Dopo la mobilitazione dei lavoratori, grazie all’intervento del Prefetto Ennio Mario Sodano e dell’assessore al Lavoro della Provincia di Padova Massimiliano Barison, è stato trovato un accordo per la definizione della vertenza che ha interessato i 24 lavoratori della Beton Rapid di Ospedaletto Euganeo. Da oggi saranno così rimossi i presidi presenti da oltre un mese davanti ai cancelli.
L’accordo è stato sottoscritto nel pomeriggio negli uffici della Prefettura, dall’Azienda, rappresentata dall’avvocato Gianluca Spolverato e dal Consulente del Lavoro Stefano Toniato, e dai lavoratori, assistiti da Paolo Vinaccia e Marco Benati di Fillea Cgil, e dall’avvocato Giancarlo Moro, così venendo incontro all’esigenze degli stessi lavoratori. Il clima degli ultimi giorni era diventato particolarmente caldo, con il presidio dei lavoratori davanti alla sede di Ospedaletto. La vicenda ha interessato le amministrazioni comunali di Ospedaletto Euganeo, Ponso, Megliadino San Vitale ed Este, alcuni parlamentari padovani e il Consiglio provinciale.

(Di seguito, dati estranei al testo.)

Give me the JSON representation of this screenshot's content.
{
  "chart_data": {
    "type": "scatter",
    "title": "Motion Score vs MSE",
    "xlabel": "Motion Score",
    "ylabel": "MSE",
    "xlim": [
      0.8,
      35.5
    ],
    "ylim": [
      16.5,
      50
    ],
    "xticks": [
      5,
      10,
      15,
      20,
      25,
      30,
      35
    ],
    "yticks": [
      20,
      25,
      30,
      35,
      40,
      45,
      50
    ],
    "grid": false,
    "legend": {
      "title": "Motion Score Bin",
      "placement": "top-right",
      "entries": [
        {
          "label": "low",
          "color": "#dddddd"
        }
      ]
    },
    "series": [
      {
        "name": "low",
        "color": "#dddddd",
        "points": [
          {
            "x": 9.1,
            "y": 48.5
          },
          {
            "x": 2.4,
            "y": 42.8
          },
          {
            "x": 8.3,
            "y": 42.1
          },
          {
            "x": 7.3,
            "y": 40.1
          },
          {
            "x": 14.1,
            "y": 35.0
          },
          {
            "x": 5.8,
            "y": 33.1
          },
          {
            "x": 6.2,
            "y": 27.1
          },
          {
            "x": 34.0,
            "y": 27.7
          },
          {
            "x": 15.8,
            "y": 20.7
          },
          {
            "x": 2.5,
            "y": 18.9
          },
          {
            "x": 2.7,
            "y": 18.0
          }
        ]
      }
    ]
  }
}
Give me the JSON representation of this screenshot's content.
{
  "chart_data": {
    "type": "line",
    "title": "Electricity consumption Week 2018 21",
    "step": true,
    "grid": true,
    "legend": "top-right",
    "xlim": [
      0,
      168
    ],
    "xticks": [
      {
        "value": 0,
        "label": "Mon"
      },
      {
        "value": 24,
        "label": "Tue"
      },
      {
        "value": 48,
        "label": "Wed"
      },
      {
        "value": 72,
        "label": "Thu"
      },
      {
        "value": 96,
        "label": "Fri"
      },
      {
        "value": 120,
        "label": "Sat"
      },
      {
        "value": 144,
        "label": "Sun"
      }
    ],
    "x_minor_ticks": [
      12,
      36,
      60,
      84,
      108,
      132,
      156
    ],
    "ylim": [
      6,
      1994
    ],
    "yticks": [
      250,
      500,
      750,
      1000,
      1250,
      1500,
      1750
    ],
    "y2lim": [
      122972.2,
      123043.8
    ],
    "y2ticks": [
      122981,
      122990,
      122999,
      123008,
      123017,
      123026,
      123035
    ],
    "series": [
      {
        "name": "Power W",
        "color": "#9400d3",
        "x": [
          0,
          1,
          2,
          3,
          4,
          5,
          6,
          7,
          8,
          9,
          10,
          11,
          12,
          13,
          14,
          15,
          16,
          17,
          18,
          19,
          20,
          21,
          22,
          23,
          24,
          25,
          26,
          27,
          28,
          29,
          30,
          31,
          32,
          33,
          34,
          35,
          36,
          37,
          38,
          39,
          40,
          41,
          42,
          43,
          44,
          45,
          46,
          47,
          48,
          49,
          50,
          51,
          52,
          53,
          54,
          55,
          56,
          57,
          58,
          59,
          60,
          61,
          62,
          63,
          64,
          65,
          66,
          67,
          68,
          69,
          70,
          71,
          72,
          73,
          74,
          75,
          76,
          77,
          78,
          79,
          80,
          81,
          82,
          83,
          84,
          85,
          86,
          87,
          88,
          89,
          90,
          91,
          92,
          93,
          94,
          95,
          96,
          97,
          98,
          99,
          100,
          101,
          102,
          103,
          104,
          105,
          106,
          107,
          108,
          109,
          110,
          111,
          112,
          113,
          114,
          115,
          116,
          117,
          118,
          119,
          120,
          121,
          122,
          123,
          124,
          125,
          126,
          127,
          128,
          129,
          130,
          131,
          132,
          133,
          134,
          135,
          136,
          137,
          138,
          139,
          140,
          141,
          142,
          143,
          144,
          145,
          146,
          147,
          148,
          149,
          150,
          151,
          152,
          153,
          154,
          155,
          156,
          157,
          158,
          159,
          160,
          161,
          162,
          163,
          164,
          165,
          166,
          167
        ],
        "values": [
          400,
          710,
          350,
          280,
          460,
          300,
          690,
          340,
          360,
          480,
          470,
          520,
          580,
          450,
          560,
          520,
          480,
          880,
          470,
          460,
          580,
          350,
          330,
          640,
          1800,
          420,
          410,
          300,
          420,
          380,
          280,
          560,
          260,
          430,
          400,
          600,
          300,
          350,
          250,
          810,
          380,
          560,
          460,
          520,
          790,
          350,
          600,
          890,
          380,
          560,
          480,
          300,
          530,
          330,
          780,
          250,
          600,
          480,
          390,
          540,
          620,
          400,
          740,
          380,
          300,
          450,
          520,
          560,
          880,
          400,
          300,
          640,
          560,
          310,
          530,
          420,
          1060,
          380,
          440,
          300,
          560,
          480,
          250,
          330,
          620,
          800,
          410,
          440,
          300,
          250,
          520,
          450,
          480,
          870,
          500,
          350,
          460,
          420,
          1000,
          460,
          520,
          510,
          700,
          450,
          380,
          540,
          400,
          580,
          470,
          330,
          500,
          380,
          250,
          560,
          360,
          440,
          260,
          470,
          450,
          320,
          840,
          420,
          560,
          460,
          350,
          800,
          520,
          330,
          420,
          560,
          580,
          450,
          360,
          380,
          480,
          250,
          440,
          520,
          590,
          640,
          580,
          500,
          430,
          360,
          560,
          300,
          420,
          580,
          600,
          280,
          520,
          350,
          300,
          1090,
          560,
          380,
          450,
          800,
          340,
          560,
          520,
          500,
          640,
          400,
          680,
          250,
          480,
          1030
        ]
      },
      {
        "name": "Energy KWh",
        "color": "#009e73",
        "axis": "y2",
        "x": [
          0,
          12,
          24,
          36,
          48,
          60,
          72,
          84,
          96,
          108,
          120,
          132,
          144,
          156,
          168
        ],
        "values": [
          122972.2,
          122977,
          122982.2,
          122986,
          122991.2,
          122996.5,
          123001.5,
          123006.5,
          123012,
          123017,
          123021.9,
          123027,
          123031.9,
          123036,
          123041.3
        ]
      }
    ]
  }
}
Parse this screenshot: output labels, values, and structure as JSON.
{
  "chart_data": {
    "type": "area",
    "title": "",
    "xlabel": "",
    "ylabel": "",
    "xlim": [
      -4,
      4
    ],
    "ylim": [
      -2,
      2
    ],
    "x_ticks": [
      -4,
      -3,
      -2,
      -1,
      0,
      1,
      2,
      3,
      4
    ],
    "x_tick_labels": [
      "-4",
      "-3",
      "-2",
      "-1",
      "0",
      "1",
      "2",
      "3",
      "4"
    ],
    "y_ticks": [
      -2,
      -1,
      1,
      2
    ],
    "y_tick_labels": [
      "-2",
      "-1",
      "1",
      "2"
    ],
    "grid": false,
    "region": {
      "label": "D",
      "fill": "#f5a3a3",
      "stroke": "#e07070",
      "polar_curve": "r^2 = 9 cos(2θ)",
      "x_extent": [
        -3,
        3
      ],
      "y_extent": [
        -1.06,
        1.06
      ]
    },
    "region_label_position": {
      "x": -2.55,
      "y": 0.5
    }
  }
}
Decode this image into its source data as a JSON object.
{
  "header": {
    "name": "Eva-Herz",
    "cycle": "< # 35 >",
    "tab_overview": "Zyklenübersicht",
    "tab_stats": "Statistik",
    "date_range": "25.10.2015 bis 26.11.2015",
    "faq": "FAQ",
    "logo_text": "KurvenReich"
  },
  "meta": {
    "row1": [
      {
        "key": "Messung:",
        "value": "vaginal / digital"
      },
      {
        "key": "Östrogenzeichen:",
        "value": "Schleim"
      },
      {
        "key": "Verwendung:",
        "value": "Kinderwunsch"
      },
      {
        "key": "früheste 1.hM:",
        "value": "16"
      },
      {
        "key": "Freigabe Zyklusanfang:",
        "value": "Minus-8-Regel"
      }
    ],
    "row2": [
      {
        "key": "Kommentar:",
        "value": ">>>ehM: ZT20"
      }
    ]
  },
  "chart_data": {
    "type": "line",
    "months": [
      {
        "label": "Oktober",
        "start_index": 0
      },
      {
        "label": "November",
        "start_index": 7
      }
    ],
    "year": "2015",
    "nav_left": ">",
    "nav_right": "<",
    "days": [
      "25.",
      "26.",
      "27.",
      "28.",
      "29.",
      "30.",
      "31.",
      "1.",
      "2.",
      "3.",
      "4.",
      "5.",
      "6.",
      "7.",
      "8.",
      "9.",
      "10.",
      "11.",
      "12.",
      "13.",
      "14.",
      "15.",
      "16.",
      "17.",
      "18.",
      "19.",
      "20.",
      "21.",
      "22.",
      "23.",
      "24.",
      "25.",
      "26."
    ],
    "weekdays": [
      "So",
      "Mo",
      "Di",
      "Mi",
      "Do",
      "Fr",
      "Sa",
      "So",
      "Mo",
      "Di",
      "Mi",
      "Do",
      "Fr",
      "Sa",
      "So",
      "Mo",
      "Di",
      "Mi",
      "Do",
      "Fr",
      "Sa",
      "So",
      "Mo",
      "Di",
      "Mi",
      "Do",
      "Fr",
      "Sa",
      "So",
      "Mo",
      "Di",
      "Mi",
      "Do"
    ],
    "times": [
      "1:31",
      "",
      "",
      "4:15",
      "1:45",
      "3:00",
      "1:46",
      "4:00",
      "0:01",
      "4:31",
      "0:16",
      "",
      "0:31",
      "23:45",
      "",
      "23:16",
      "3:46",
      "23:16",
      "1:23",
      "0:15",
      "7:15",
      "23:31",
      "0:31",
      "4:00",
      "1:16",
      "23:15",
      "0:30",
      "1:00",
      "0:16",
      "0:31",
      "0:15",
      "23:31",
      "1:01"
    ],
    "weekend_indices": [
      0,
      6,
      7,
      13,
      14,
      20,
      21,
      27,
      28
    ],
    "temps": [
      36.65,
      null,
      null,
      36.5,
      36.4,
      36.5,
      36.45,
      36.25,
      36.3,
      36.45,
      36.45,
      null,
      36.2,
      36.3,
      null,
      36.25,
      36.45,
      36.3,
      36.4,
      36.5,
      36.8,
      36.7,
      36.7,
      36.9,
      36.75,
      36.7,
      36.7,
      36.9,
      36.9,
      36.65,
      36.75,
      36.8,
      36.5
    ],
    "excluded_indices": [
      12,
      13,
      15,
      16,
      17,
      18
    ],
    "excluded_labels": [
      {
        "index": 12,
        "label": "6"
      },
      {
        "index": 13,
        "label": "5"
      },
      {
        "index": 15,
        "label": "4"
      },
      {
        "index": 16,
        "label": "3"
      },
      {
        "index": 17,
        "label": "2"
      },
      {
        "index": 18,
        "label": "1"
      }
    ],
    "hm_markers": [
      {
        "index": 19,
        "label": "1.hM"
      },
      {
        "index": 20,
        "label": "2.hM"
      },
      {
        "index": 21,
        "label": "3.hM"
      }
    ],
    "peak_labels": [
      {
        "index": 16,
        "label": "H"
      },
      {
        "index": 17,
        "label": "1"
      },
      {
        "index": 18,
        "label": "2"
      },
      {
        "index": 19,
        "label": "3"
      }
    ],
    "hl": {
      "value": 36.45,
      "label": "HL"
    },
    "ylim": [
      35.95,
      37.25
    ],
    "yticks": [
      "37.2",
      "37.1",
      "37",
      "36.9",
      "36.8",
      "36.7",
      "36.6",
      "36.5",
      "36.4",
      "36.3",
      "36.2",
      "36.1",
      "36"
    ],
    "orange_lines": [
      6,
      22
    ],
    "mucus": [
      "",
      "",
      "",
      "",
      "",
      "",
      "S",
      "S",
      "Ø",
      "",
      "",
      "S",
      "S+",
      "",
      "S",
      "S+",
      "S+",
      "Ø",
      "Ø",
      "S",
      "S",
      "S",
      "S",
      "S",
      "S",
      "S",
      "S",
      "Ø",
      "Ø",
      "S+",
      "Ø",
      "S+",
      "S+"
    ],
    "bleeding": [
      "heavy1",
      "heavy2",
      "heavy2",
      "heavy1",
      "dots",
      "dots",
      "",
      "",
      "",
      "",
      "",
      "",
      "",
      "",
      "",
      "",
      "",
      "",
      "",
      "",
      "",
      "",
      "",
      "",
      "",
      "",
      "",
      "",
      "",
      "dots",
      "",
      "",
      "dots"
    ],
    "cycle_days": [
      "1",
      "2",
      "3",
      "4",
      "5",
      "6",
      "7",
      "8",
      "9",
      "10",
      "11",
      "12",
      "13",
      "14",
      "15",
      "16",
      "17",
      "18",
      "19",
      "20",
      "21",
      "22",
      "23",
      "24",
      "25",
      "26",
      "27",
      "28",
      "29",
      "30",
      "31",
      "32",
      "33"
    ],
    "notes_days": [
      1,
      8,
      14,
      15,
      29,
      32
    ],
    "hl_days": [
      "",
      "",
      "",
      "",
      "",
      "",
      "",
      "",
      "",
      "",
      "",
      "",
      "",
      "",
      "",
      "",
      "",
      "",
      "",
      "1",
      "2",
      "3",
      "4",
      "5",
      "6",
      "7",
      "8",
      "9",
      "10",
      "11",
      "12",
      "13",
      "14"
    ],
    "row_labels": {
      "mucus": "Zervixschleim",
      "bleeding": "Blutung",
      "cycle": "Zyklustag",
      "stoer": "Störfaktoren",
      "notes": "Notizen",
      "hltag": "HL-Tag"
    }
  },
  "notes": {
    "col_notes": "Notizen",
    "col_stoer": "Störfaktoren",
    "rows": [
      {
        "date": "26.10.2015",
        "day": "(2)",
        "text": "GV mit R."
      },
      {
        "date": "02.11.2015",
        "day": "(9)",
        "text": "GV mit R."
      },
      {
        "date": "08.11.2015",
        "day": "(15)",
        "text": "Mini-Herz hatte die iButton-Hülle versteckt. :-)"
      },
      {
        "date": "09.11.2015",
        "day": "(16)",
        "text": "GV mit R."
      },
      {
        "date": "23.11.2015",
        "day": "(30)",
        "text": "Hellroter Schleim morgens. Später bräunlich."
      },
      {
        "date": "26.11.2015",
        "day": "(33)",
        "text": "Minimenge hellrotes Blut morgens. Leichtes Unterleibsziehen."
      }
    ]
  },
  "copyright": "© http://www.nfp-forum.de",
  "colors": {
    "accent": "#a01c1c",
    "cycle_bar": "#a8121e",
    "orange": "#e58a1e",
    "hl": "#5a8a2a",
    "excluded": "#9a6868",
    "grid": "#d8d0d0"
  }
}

L’intervento del Prefetto e dell’assessore Barison ha tuttavia consentito di riprendere il dialogo interrotto e cercare una composizione nell’interesse di entrambe le parti, riportando la vicenda nei termini della normalità, pur in un contesto di grave crisi. Vista l’impossibilità emersa durante la trattativa di una ricollocazione dei lavoratori, è stato concordato tra le parti un sostegno economico al reddito di tutti i lavoratori coinvolti. L’accordo è stato raggiunto dopo un incontro durato diverse ore e al quale hanno partecipato personalmente, oltre ai rappresentanti sindacali, tutti i lavoratori.
Il prefetto Sodano ha espresso la propria soddisfazione perché si è risolta una situazione di emergenza con una soluzione a tutela di 24 famiglie. “La situazione ormai era diventata incandescente – ha detto l’assessore Barison - per cui abbiamo ritenuto, insieme al prefetto, di aprire questo tavolo con i lavoratori e l’azienda. In questa situazione complessa non è stato semplice trovare il bandolo della matassa e comunque siamo riusciti, grazie alla responsabilità di tutte le parti coinvolte e in particolar modo dei lavoratori, a ricomporre la situazione, arrivando a quella che può essere definita l’unica soluzione possibile per risolvere in modo definitivo questa aspra, lunga e difficile vertenza”.
La FILLEA CGIL ha espresso soddisfazione per il riconoscimento dei diritti dei lavoratori, e ringrazia i rappresentanti delle istituzioni per il forte impegno dimostrato per la ricerca di una soluzione.